Air transportation data for 2018 shows some encouraging trends. The 201 aviation accidents were reported to the TSB in 2018 is substantially lower than the five-year average of 249. The TSB includes fatalities, serious injuries and aircraft structural failure in its “accidents” data. There were 860 aviation incidents reported to the TSB in 2018. This number represents a substantial decrease compared to the previous year (939) but is still higher than the five-year average of 797.
There were 283 marine accidents reported to the TSB in 2018, just above the 2017 total of 279 and below the five-year average of 287. Although the number of fishing vessels involved in accidents was lower than the previous year, 12 of the 15 fatal marine accidents and 17 of the 22 marine fatalities were related to the commercial fishing industry. The TSB said more needs to be done to improve safety in this industry, and commercial fishing safety will remain on the TSB Watchlist. Some 936 marine incidents were reported in 2018. This number represents a six per cent increase from 2017 and a 22 per cent increase from the five-year average of 768.
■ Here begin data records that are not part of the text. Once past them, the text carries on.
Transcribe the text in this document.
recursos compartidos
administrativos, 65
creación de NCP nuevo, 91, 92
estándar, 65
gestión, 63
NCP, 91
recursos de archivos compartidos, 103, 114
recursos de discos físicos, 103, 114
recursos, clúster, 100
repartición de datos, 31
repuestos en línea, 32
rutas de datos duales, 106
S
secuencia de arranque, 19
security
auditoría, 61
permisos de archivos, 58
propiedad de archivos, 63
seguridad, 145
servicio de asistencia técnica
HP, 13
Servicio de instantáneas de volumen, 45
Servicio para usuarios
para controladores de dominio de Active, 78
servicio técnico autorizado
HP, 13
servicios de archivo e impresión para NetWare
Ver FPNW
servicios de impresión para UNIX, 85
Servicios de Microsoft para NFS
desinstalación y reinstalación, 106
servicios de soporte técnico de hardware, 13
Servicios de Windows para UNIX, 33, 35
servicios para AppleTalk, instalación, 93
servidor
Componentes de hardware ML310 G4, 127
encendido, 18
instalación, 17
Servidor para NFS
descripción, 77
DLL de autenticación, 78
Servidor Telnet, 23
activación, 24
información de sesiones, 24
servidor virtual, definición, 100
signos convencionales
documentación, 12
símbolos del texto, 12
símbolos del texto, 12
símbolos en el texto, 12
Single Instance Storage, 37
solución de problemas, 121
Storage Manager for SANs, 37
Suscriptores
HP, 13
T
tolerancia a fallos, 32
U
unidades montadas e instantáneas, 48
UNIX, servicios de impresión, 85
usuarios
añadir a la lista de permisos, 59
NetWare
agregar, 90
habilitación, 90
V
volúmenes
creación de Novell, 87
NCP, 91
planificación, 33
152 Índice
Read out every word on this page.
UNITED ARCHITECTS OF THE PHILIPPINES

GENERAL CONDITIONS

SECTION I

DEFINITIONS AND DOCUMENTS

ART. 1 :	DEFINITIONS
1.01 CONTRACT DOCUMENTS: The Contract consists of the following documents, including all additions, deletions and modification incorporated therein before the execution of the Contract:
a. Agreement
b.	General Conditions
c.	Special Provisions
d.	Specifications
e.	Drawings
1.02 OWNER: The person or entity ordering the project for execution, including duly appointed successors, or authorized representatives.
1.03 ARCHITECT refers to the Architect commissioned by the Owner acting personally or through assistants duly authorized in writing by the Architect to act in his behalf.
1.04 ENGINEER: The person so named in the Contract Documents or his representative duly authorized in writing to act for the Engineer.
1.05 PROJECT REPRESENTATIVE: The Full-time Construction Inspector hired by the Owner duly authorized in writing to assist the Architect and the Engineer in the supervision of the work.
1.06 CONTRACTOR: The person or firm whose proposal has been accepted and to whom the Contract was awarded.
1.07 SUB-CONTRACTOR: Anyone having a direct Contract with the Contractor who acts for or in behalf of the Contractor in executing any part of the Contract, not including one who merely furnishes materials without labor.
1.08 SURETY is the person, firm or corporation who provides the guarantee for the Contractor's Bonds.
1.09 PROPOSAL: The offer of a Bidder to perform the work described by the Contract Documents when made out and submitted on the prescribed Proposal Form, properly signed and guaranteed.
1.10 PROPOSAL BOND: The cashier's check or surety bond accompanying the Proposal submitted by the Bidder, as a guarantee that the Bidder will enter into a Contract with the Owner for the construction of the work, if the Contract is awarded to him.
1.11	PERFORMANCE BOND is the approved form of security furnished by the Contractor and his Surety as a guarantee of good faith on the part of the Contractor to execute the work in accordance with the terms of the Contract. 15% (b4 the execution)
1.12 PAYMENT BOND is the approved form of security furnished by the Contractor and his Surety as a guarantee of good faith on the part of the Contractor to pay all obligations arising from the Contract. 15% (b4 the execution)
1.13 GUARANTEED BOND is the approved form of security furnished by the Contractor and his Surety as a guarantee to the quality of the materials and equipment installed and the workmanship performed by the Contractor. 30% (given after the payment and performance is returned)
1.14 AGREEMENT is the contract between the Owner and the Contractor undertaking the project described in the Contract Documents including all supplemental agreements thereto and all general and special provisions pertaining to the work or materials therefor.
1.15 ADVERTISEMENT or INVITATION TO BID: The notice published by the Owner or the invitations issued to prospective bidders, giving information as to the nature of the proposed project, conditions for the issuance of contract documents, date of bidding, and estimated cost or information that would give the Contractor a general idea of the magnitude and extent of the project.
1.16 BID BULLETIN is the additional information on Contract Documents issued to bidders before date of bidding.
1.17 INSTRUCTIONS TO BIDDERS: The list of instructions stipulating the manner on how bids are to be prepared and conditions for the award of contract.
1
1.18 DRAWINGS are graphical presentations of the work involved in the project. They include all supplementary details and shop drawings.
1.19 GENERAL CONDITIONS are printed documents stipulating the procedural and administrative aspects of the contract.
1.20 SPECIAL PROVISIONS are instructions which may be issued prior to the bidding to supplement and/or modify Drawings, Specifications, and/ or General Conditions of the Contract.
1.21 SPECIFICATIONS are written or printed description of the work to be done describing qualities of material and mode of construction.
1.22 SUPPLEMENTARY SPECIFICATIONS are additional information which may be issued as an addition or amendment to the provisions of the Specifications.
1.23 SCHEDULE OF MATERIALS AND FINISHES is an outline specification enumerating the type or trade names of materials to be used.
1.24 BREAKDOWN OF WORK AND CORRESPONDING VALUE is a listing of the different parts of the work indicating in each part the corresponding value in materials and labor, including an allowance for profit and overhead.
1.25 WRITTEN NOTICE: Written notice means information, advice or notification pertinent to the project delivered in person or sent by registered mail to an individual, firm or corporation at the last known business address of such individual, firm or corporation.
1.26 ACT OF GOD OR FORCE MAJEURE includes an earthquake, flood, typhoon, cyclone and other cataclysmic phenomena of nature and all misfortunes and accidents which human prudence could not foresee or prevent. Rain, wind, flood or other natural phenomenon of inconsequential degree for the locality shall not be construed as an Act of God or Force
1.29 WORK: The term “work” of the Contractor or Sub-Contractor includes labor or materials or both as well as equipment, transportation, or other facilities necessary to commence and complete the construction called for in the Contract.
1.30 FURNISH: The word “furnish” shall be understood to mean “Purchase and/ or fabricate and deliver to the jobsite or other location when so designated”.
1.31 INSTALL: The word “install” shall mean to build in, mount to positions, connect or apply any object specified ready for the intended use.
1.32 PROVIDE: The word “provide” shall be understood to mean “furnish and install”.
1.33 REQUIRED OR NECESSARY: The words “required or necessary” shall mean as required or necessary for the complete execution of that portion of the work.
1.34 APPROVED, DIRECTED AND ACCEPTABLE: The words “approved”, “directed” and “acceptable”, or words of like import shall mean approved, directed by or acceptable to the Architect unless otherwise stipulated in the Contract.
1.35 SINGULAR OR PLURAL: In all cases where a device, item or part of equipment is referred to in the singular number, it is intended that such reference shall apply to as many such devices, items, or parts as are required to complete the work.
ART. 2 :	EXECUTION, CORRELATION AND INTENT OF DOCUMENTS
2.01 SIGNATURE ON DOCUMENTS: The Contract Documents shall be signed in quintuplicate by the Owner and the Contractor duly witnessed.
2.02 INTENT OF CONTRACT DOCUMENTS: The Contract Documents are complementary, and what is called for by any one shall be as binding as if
Railway transportation data for 2018 shows mixed results across the mode. Overall, 1,170 railway accidents were reported in 2018, a seven per cent increase over 2017 and a 13 per cent increase from the five-year average of 1,035. Most of the increase relates to non-main-track derailments of five or fewer cars. There were 57 rail-related fatalities reported in 2018, 19 fewer than the previous year and well below the five-year average of 74. Among all railway accidents in 2018, 125 involved dangerous goods. This number was up from 115 in 2017, but down slightly from the five-year average of 126. Six accidents in 2018 resulted in a dangerous goods release. There were 285 railway incidents reported in 2018, a 21 per cent increase from 2017 (235), but a seven per cent decrease from the five-year average (308).
The single reported pipeline accident in 2018 was a 36-inch sweet natural gas pipeline rupture and fire about 13 kilometres northeast of Prince George, B.C. on Oct. 9. There were no injuries.